8.2.4 Voorwaarden verlening vergunning
De volgende voorwaarden kunnen door burgemeester en wethouders aan de omgevingsvergunning verbonden worden:
de verplichting tot het treffen van technische maatregelen, waardoor archeologische waarden in de bodem kunnen worden behouden;
de verplichting tot het doen van opgravingen;
de verplichting de werken of werkzaamheden die leiden tot de bodemverstoring te laten begeleiden door een deskundige op het terrein van de archeologische monumentenzorg.
8.2.5 Weigering
De onder 8.3.1 bedoelde vergunning kan worden geweigerd indien door de bodemverstoring het belang van de archeologie onevenredig wordt geschaad.

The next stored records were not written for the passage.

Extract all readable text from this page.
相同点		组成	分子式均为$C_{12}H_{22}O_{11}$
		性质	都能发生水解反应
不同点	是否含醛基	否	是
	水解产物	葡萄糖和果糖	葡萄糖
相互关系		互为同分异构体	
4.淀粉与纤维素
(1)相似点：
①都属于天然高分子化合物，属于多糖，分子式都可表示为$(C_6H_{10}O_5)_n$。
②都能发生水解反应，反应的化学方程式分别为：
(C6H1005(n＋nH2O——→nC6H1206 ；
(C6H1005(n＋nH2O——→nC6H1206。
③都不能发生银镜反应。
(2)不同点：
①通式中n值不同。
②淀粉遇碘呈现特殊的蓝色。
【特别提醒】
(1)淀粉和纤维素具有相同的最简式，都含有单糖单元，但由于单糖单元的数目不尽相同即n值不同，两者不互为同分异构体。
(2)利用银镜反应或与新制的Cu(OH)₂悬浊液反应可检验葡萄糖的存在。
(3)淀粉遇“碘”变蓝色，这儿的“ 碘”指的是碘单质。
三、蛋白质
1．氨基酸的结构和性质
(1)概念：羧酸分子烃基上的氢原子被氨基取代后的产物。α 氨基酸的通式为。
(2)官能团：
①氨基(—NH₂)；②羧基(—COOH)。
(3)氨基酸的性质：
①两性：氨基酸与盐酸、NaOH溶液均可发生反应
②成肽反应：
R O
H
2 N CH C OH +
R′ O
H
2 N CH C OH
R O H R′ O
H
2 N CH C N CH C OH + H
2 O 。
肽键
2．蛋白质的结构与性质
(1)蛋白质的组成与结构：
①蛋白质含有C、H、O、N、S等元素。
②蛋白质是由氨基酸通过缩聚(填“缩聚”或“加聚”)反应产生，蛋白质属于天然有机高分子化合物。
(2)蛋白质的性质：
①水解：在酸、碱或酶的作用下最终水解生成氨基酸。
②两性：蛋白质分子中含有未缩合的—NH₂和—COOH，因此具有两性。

8.3 Omgevingsvergunning voor het uitvoeren van een werk, geen bouwwerk zijnde, of van werkzaamheden
8.3.1 Werken en werkzaamheden
Het is verboden om zonder een schriftelijke vergunning van het bevoegd gezag, omgevingsvergunning, de volgende werken, geen bouwwerken zijnde, en werkzaamheden uit te voeren:
Het is verboden om zonder of in afwijking van een schriftelijke vergunning van burgemeester en wethouders, omgevingsvergunning, de volgende werken, geen bouwwerken zijnde, en werkzaamheden uit te voeren:
het uitvoeren van grondbewerkingen op een grotere diepte dan 30cm, waartoe ook wordt gerekend afgraven, woelen, mengen, diepploegen, egaliseren, ontginnen en aanleggen van drainage;
het ophogen van de bodem met meer dan 30cm;
het aanleggen, vergraven, verruimen en dempen van sloten, vijvers en andere wateren op een grotere diepte dan 30cm;
het aanleggen, verbreden of verharden van wegen, paden, banen of parkeergelegenheid en het aanbrengen van andere oppervlakteverhardingen, zulks indien de diepte van de aan te brengen verharding meer dan 30cm bedraagt;
het uitvoeren van heiwerkzaamheden en het op een of andere wijze indrijven van voorwerpen in de grond op een grotere diepte dan 30 cm;
het aanleggen of rooien van bos of boomgaard waarbij stobben worden verwijderd op een grotere diepte dan 30 cm en het aanleggen van diepwortelende beplanting;
het omzetten van gras naar bouwland;
het aanleggen van ondergrondse kabels en leidingen en het aanbrengen van daarmee verband houdende constructies, installaties of apparatuur op een grotere diepte dan 30 cm.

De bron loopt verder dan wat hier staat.